Theodor Heuss’un cumhurbaşkanlığı döneminde, kamuoyunun önünde yürütülen tartışmalar ve açık oturumlar demokratik kültürün gelişmesine katkı sağlar. Ancak, Şansölye Konrad Adenauer döneminde Almanya’da sessizliğin ve unutmanın teşvik edildiği bir siyasal atmosfer benimsenir. Nazi rejiminin parçası olmuş geniş bir toplumsal kesimin yeniden devlet kurumlarında görev almasına izin verilir. Adenauer’e göre, bu yaklaşım, toplumsal entegrasyonu sağlamak ve demokrasinin işlemesi açısından zorunludur. Bu anlayış doğrultusunda, geçmişte işlenen suçların unutulmasına ve affedilmesine göz yumulur.

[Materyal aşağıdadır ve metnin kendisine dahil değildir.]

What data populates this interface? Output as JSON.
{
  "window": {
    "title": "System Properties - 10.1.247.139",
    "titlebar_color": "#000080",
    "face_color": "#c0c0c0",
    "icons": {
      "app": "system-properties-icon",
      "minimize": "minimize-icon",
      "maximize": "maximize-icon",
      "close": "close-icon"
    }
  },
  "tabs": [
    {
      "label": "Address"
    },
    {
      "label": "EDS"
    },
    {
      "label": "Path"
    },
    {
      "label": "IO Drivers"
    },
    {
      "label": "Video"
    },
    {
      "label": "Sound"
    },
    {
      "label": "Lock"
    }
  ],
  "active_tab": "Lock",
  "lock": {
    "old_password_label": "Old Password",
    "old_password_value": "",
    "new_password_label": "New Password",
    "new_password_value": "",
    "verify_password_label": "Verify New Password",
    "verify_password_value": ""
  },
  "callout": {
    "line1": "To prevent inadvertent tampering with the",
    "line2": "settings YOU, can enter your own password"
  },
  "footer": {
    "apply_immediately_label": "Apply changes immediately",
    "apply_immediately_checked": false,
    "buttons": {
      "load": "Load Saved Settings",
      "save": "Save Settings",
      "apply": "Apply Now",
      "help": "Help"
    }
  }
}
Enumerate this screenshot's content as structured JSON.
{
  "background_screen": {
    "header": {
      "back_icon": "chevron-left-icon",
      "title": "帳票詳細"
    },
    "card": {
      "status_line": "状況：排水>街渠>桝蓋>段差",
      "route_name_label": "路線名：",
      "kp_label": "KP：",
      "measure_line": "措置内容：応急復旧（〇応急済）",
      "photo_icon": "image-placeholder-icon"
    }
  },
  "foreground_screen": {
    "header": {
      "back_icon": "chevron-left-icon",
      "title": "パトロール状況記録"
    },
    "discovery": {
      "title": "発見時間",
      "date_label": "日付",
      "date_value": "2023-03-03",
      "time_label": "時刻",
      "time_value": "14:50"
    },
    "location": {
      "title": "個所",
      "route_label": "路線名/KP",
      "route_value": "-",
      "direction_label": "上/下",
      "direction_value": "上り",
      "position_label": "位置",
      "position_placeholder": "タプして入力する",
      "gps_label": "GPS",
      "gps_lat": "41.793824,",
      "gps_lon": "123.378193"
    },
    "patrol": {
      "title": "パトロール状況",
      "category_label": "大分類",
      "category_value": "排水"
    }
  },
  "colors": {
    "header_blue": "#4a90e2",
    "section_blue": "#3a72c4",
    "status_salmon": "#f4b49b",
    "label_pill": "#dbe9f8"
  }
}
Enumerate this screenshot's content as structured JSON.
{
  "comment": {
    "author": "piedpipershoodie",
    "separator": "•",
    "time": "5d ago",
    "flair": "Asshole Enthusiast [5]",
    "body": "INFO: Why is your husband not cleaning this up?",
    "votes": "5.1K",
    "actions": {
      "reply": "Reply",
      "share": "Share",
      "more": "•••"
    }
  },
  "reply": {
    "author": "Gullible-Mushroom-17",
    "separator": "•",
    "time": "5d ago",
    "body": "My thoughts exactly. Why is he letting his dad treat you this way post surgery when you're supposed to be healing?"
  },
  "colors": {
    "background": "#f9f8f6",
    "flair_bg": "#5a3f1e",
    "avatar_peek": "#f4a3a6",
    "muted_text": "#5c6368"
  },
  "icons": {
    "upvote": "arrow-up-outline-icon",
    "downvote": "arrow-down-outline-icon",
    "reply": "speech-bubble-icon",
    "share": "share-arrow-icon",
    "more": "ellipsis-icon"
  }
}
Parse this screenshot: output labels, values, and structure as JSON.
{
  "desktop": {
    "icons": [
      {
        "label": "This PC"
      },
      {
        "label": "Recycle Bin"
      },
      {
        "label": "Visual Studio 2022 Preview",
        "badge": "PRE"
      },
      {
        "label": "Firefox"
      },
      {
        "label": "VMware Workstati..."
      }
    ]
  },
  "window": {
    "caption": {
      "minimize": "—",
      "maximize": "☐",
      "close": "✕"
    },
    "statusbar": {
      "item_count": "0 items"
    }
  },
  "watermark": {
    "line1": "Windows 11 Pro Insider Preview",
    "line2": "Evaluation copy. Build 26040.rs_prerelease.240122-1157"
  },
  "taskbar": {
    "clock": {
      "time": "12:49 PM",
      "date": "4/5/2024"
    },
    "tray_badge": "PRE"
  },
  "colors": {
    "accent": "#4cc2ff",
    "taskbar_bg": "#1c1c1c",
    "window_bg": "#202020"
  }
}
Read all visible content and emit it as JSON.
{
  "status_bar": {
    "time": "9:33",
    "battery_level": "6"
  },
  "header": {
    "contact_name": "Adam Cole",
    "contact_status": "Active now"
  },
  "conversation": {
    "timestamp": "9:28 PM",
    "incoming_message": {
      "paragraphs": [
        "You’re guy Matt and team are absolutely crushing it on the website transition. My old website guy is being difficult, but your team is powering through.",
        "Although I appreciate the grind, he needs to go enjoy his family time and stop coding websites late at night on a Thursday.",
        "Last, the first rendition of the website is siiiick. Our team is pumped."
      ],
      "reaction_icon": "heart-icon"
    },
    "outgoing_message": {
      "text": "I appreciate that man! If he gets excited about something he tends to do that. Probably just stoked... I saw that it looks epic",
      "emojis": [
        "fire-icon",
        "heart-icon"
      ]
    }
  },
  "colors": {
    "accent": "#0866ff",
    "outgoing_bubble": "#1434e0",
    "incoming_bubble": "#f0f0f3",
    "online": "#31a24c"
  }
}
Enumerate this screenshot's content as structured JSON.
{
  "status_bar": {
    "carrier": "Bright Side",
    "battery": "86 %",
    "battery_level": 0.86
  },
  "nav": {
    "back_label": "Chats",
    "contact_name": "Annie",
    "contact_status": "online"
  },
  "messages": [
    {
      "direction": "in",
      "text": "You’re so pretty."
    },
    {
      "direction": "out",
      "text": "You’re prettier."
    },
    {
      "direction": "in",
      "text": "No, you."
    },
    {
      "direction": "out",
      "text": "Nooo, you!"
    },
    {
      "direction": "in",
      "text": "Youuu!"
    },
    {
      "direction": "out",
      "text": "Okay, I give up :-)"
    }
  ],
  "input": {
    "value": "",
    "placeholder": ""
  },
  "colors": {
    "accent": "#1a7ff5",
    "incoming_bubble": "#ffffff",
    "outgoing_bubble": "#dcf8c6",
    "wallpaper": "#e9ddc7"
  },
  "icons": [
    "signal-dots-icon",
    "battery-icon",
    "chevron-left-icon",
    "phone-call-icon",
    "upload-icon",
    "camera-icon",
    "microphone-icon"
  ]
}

Adenauer’in bu politikası, Alman halkı tarafından da büyük oranda desteklenir. 1951–1952 yıllarında yapılan bir ankette, Almanların yalnızca %4’ü Üçüncü Reich döneminde yapılanları Almanya’nın suçu olarak görmektedir.

Doğu Almanya ise savaşın sorumluluğunu Batı’ya atarak kendisini “anti-faşist” bir kurucu mit ile meşrulaştırmıştır.

Alexander ve Margarete Mitscherlich’ın The Inability to Mourn kitabında belirttiğine göre Almanya’daki mimari yeniden inşa süreci, aslında psikolojik bir kaçınmanın göstergesidir. Goethe’nin Frankfurt’taki evi gibi sembolik yapıların yeniden yapılması, ulusal kimliğin yeniden inşasına yönelik bir adım olarak değerlendirilmiştir.

Frankfurt, tarihte neyin hatırlanacağı ve neyin unutulacağı konusundaki çatışmaların dikkat çekici bir örneğidir. 1944 yılında gerçekleşen hava saldırısında, Goethe’nin doğduğu ev yıkılmıştır. 1947’de evin yeniden inşasına karar verilmiş, 1951 yılında tamamlandığında ise gazetelerde yayımlanan fotoğraflarda, yıkıntılar ve molozlar arasında yükselen Goethe’nin yeni evi dikkat çekmiştir. Bu görsel, halkın ulusal kimliğe verdiği önemin güçlü bir simgesi olarak yorumlanabilir.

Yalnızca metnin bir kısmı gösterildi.